Lady Gaga live at New York's Roseland Ballroom: Dispatches from the edge of glory
“Can you believe this place is 95 years old?” Lady Gaga asked the Sunday night crowd at New York City’s Roseland Ballroom, prompting — what else? — shrieks of adoration from her devoted fans. “What an old bitch.”
The venerable Roseland, in case you hadn’t heard (or don’t live in New York and don’t really care) is closing after Gaga’s seven-show residency ends next Monday. Which might explain why survival was the night’s unofficial theme: Gaga sprinkled her stripped-down ten-song set — an amuse bouche for her upcoming artRave tour — with reminiscences about her rough days as an up-and-comer in the music business, and even joked about overcoming a more-than-friends relationship with substances in the preamble to her ballad “Dope.” (“I did a lot of drugs in the bathroom here,” she quipped a few minutes later, to even louder applause.)

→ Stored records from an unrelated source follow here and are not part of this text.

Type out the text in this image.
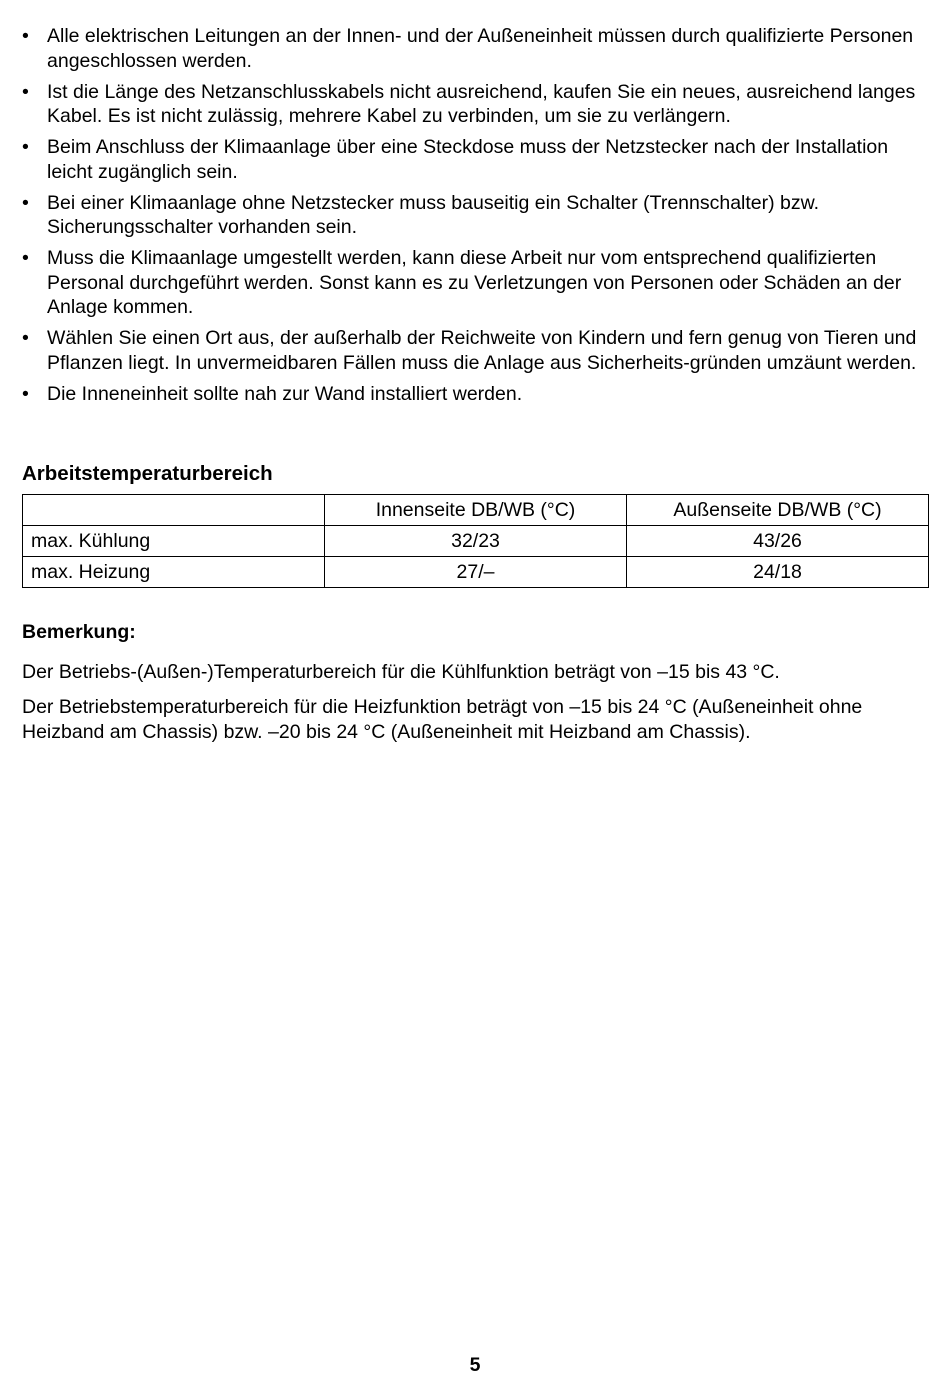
• Alle elektrischen Leitungen an der Innen- und der Außeneinheit müssen durch qualifizierte Personen angeschlossen werden.
• Ist die Länge des Netzanschlusskabels nicht ausreichend, kaufen Sie ein neues, ausreichend langes Kabel. Es ist nicht zulässig, mehrere Kabel zu verbinden, um sie zu verlängern.
• Beim Anschluss der Klimaanlage über eine Steckdose muss der Netzstecker nach der Installation leicht zugänglich sein.
• Bei einer Klimaanlage ohne Netzstecker muss bauseitig ein Schalter (Trennschalter) bzw. Sicherungsschalter vorhanden sein.
• Muss die Klimaanlage umgestellt werden, kann diese Arbeit nur vom entsprechend qualifizierten Personal durchgeführt werden. Sonst kann es zu Verletzungen von Personen oder Schäden an der Anlage kommen.
• Wählen Sie einen Ort aus, der außerhalb der Reichweite von Kindern und fern genug von Tieren und Pflanzen liegt. In unvermeidbaren Fällen muss die Anlage aus Sicherheits-gründen umzäunt werden.
• Die Inneneinheit sollte nah zur Wand installiert werden.
Arbeitstemperaturbereich
	Innenseite DB/WB (°C)	Außenseite DB/WB (°C)
max. Kühlung	32/23	43/26
max. Heizung	27/–	24/18

Bemerkung:

Der Betriebs-(Außen-)Temperaturbereich für die Kühlfunktion beträgt von –15 bis 43 °C.

Der Betriebstemperaturbereich für die Heizfunktion beträgt von –15 bis 24 °C (Außeneinheit ohne Heizband am Chassis) bzw. –20 bis 24 °C (Außeneinheit mit Heizband am Chassis).

5
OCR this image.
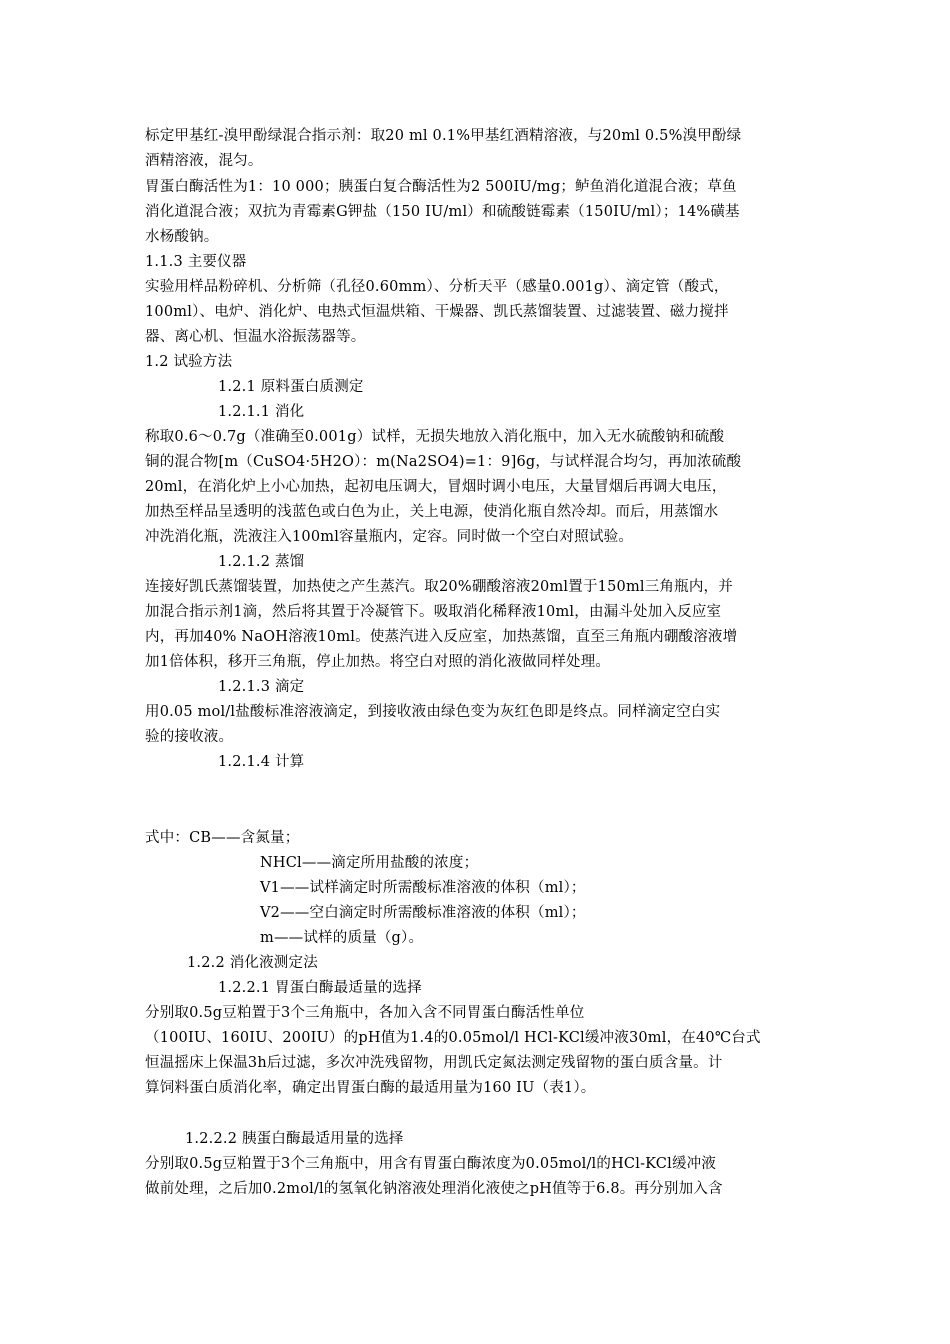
标定甲基红-溴甲酚绿混合指示剂：取20 ml 0.1%甲基红酒精溶液，与20ml 0.5%溴甲酚绿
酒精溶液，混匀。
胃蛋白酶活性为1：10 000；胰蛋白复合酶活性为2 500IU/mg；鲈鱼消化道混合液；草鱼
消化道混合液；双抗为青霉素G钾盐（150 IU/ml）和硫酸链霉素（150IU/ml）；14%磺基
水杨酸钠。
1.1.3 主要仪器
实验用样品粉碎机、分析筛（孔径0.60mm）、分析天平（感量0.001g）、滴定管（酸式，
100ml）、电炉、消化炉、电热式恒温烘箱、干燥器、凯氏蒸馏装置、过滤装置、磁力搅拌
器、离心机、恒温水浴振荡器等。
1.2 试验方法
1.2.1 原料蛋白质测定
1.2.1.1 消化
称取0.6～0.7g（准确至0.001g）试样，无损失地放入消化瓶中，加入无水硫酸钠和硫酸
铜的混合物[m（CuSO4·5H2O）：m(Na2SO4)=1：9]6g，与试样混合均匀，再加浓硫酸
20ml，在消化炉上小心加热，起初电压调大，冒烟时调小电压，大量冒烟后再调大电压，
加热至样品呈透明的浅蓝色或白色为止，关上电源，使消化瓶自然冷却。而后，用蒸馏水
冲洗消化瓶，洗液注入100ml容量瓶内，定容。同时做一个空白对照试验。
1.2.1.2 蒸馏
连接好凯氏蒸馏装置，加热使之产生蒸汽。取20%硼酸溶液20ml置于150ml三角瓶内，并
加混合指示剂1滴，然后将其置于冷凝管下。吸取消化稀释液10ml，由漏斗处加入反应室
内，再加40% NaOH溶液10ml。使蒸汽进入反应室，加热蒸馏，直至三角瓶内硼酸溶液增
加1倍体积，移开三角瓶，停止加热。将空白对照的消化液做同样处理。
1.2.1.3 滴定
用0.05 mol/l盐酸标准溶液滴定，到接收液由绿色变为灰红色即是终点。同样滴定空白实
验的接收液。
1.2.1.4 计算
式中：CB——含氮量；
NHCl——滴定所用盐酸的浓度；
V1——试样滴定时所需酸标准溶液的体积（ml）；
V2——空白滴定时所需酸标准溶液的体积（ml）；
m——试样的质量（g）。
1.2.2 消化液测定法
1.2.2.1 胃蛋白酶最适量的选择
分别取0.5g豆粕置于3个三角瓶中，各加入含不同胃蛋白酶活性单位
（100IU、160IU、200IU）的pH值为1.4的0.05mol/l HCl-KCl缓冲液30ml，在40℃台式
恒温摇床上保温3h后过滤，多次冲洗残留物，用凯氏定氮法测定残留物的蛋白质含量。计
算饲料蛋白质消化率，确定出胃蛋白酶的最适用量为160 IU（表1）。
1.2.2.2 胰蛋白酶最适用量的选择
分别取0.5g豆粕置于3个三角瓶中，用含有胃蛋白酶浓度为0.05mol/l的HCl-KCl缓冲液
做前处理，之后加0.2mol/l的氢氧化钠溶液处理消化液使之pH值等于6.8。再分别加入含
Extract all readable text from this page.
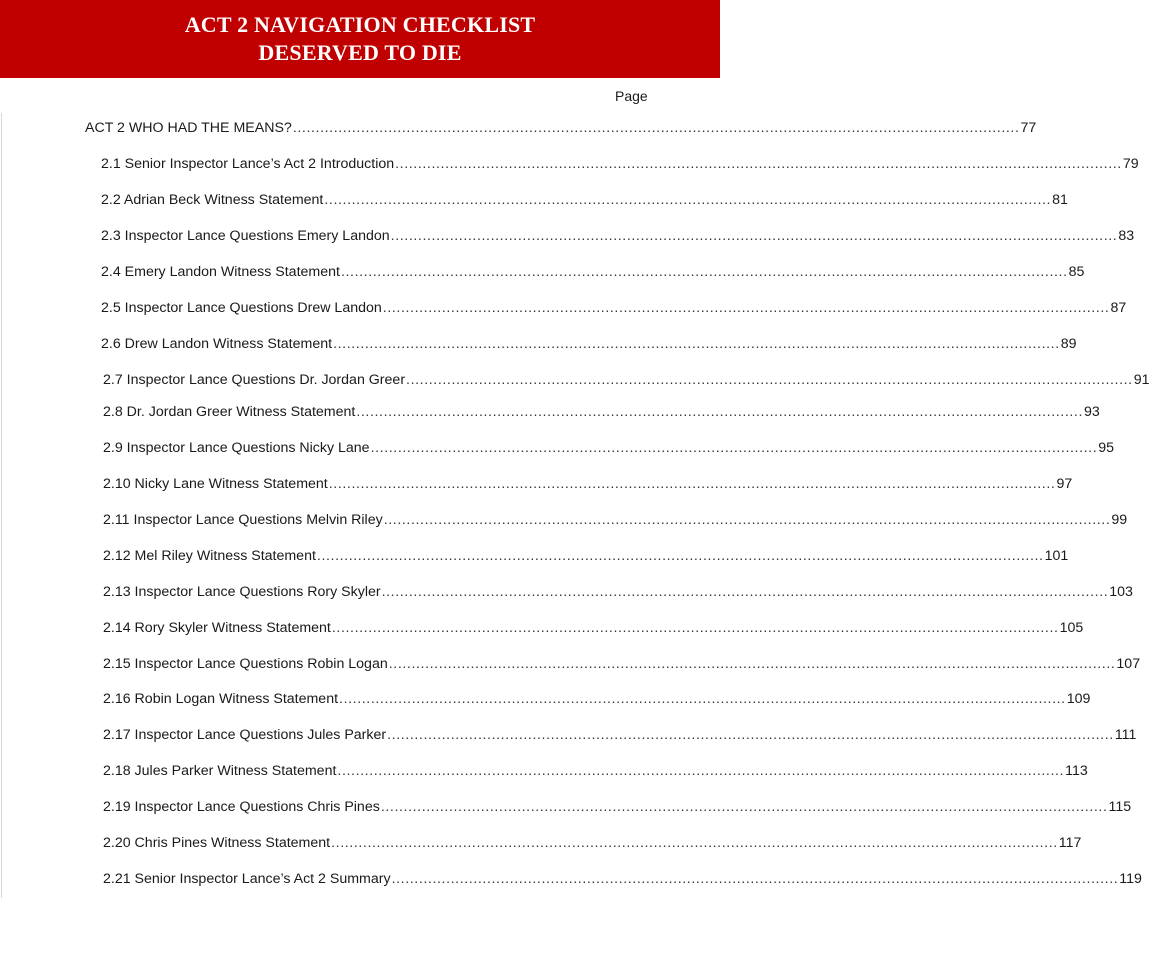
ACT 2 NAVIGATION CHECKLIST
DESERVED TO DIE
Page
ACT 2 WHO HAD THE MEANS? ................................................................................................................................................................ 77
2.1 Senior Inspector Lance’s Act 2 Introduction ................................................................................................................................................................ 79
2.2 Adrian Beck Witness Statement ................................................................................................................................................................ 81
2.3 Inspector Lance Questions Emery Landon ................................................................................................................................................................ 83
2.4 Emery Landon Witness Statement ................................................................................................................................................................ 85
2.5 Inspector Lance Questions Drew Landon ................................................................................................................................................................ 87
2.6 Drew Landon Witness Statement ................................................................................................................................................................ 89
2.7 Inspector Lance Questions Dr. Jordan Greer ................................................................................................................................................................ 91
2.8 Dr. Jordan Greer Witness Statement ................................................................................................................................................................ 93
2.9 Inspector Lance Questions Nicky Lane ................................................................................................................................................................ 95
2.10 Nicky Lane Witness Statement ................................................................................................................................................................ 97
2.11 Inspector Lance Questions Melvin Riley ................................................................................................................................................................ 99
2.12 Mel Riley Witness Statement ................................................................................................................................................................ 101
2.13 Inspector Lance Questions Rory Skyler ................................................................................................................................................................ 103
2.14 Rory Skyler Witness Statement ................................................................................................................................................................ 105
2.15 Inspector Lance Questions Robin Logan ................................................................................................................................................................ 107
2.16 Robin Logan Witness Statement ................................................................................................................................................................ 109
2.17 Inspector Lance Questions Jules Parker ................................................................................................................................................................ 111
2.18 Jules Parker Witness Statement ................................................................................................................................................................ 113
2.19 Inspector Lance Questions Chris Pines ................................................................................................................................................................ 115
2.20 Chris Pines Witness Statement ................................................................................................................................................................ 117
2.21 Senior Inspector Lance’s Act 2 Summary ................................................................................................................................................................ 119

You can’t blame Gaga for having mortality on her mind. At a time when middling album sales and vomit-laden performances have downgraded her from supernova to mere superstar, there’s been reason to wonder if the singer was headed for the same 15-minutes-is-up oblivion that she used to skewer so gleefully back in her Fame days.
But if her Roseland show is any indication, Gaga’s not going anywhere anytime soon. Her brief set was light on high-art pretension — no Jeff Koons sculptures, no Marina Abramovic-style performance pieces — and heavy on the fundamental assets that make her a world-class entertainer. Her voice was in top form, thick and buttery on low notes and chills-inducingly clear on high ones. She had an easy, I’m-here-all-night rapport with the crowd. (“If you’re not having a good time, you can’t have your money back,” she told them. “Because it’s mine.”) She played the keytar and the piano and danced in a variety of minimal costumes, all while wearing a curly blonde wig the size of a golden retriever.
Throughout the night, Gaga seemed most comfortable cracking wise behind her piano, making believe the 3,200 fans packed into the Roseland were just a handful of sozzled late-nighters at a dive bar on the Lower East Side. The audience, on the other hand, roared loudest when she pulled out thundering renditions of “Just Dance” and “Bad Romance,” songs that she pumped full of urgency despite the fact that she’s probably sung them a few thousand times in the past five years.
The show ended abruptly after her latest ARTPOP single, “G.U.Y.”, clocking in at a lean 60-odd minutes with no encore. “I’ll see you when I’m 90 and you’re 90 too,” she told the crowd as a goodbye. For once, it didn’t sound like she was joking.